Two years ago was the most difficult health issue that I had ever faced. There’s no fear that can compare to the thought that you have a brain tumor at the age of 30. That you might never be able to drive, walk, work, or have fun ever again. When you find out that your MRI is clear and you don’t have MS or a brain tumor, it somehow does not come with an overwhelming sense of relief. Instead you face more questions and wonder if any doctor will ever figure it out, or if you’ll just keep spending tons of money for people to hand you antidepressants and tell you that you’re stressed.
But I was one of the lucky ones. I eventually found the right ENT and neurologist. The ones that saw through all the confusing episodes of me being stressed out at work, recovering from a long trip to Asia, and buying a new home. They asked the questions no one else did, like if my parents ever experienced Migraine attacks before (they had, but they never once mentioned it to me). They worked with me to create a plan I was comfortable with, understanding that I wanted to have children in the future.
The road to recovery was not an easy one. There were moments I doubted everything – my medications, my supplements, this crazy diet. But I stuck with it out of hope. That’s all I had was hope that one day I would feel normal again. You always take “normal” for granted until one day you’re not normal.
Two years later I finally have 100% days, and my bad days aren’t anything near to what they were. There’s a light at the end of the tunnel that I couldn’t see for so long. I lost my job to this illness. I lost my ability to just go out to a restaurant and not have to worry about the lights or the noise. But I gained this site, which feels like what I should have been doing all along. I gained new friends who message me to share their updates on how they’re feeling – their highs and their lows. Some of you have become so close to me that it feels like we’ve been friends forever, even if we’ve never actually met.
But today I am angry and frustrated. After a year of what felt like a living hell, I didn’t think there was anything worse that I could possibly go through with my health. I was wrong. You see, after almost a year of trying, I finally got a positive pregnancy test. Four of them actually, because I couldn’t quite believe what I was seeing. It’s difficult to describe the feeling I had. I wanted to throw up and dance around all at the same time. I was terrified and elated. As my body began to change in weird ways, my excitement grew.
It’s difficult to imagine that it can all go away. I never quite understood how heartbreaking and defeating this feeling would be. Even though you are told this situation is very common, I felt like I deserved a break. Just one break. Hadn’t I already been through enough with my health?
When I was trying to get pregnant and it was taking longer, I felt like I was surrounded by thousands of friends on Facebook that could have kids. This is exactly how I felt with Vestibular Migraine, watching everyone else enjoy their Saturday nights out having fun while I laid in bed wondering when or if this would all go away. How could they be so lucky? The ones that never went though an illness like I had, that kept their careers, and are so fortunate to not have to struggle with fertility. They’ll be spending Christmas eve with their new babies and I’ll be in the doctors office, yet again.

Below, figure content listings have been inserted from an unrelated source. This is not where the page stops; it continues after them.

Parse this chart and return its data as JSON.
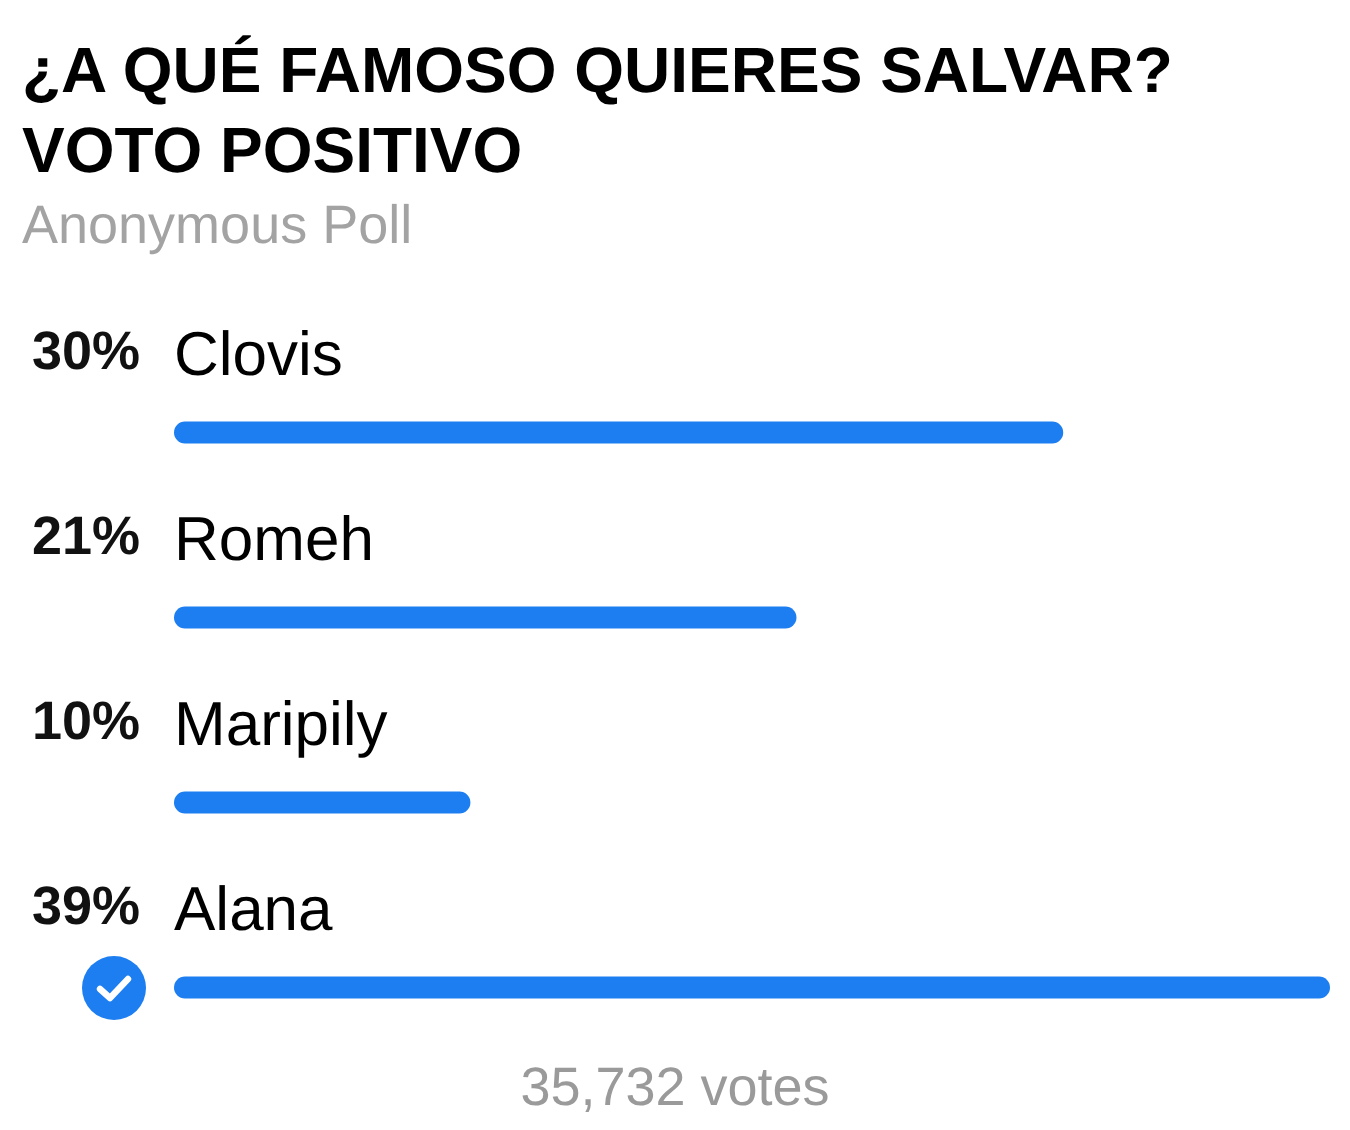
{
  "chart_data": {
    "type": "bar",
    "orientation": "horizontal",
    "title": "¿A QUÉ FAMOSO QUIERES SALVAR? VOTO POSITIVO",
    "subtitle": "Anonymous Poll",
    "categories": [
      "Clovis",
      "Romeh",
      "Maripily",
      "Alana"
    ],
    "values": [
      30,
      21,
      10,
      39
    ],
    "value_labels": [
      "30%",
      "21%",
      "10%",
      "39%"
    ],
    "color": "#1c7ef0",
    "annotations": [
      "35,732 votes"
    ]
  }
}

I know social media can be a double edged sword and not everything is as perfect as it seems. I am not the only one that this has happened to and I won’t be the last. But that somehow doesn’t make it any easier. Maybe one day I’ll understand why this didn’t work out. Or why I ended up with a chronic illness. Or maybe there’s no reason behind any of this at all. One can only learn so many lessons before you’re just tired.
Somehow, and I have no idea how, I am still hopeful. So I sit and wait for that second light at the end of the tunnel.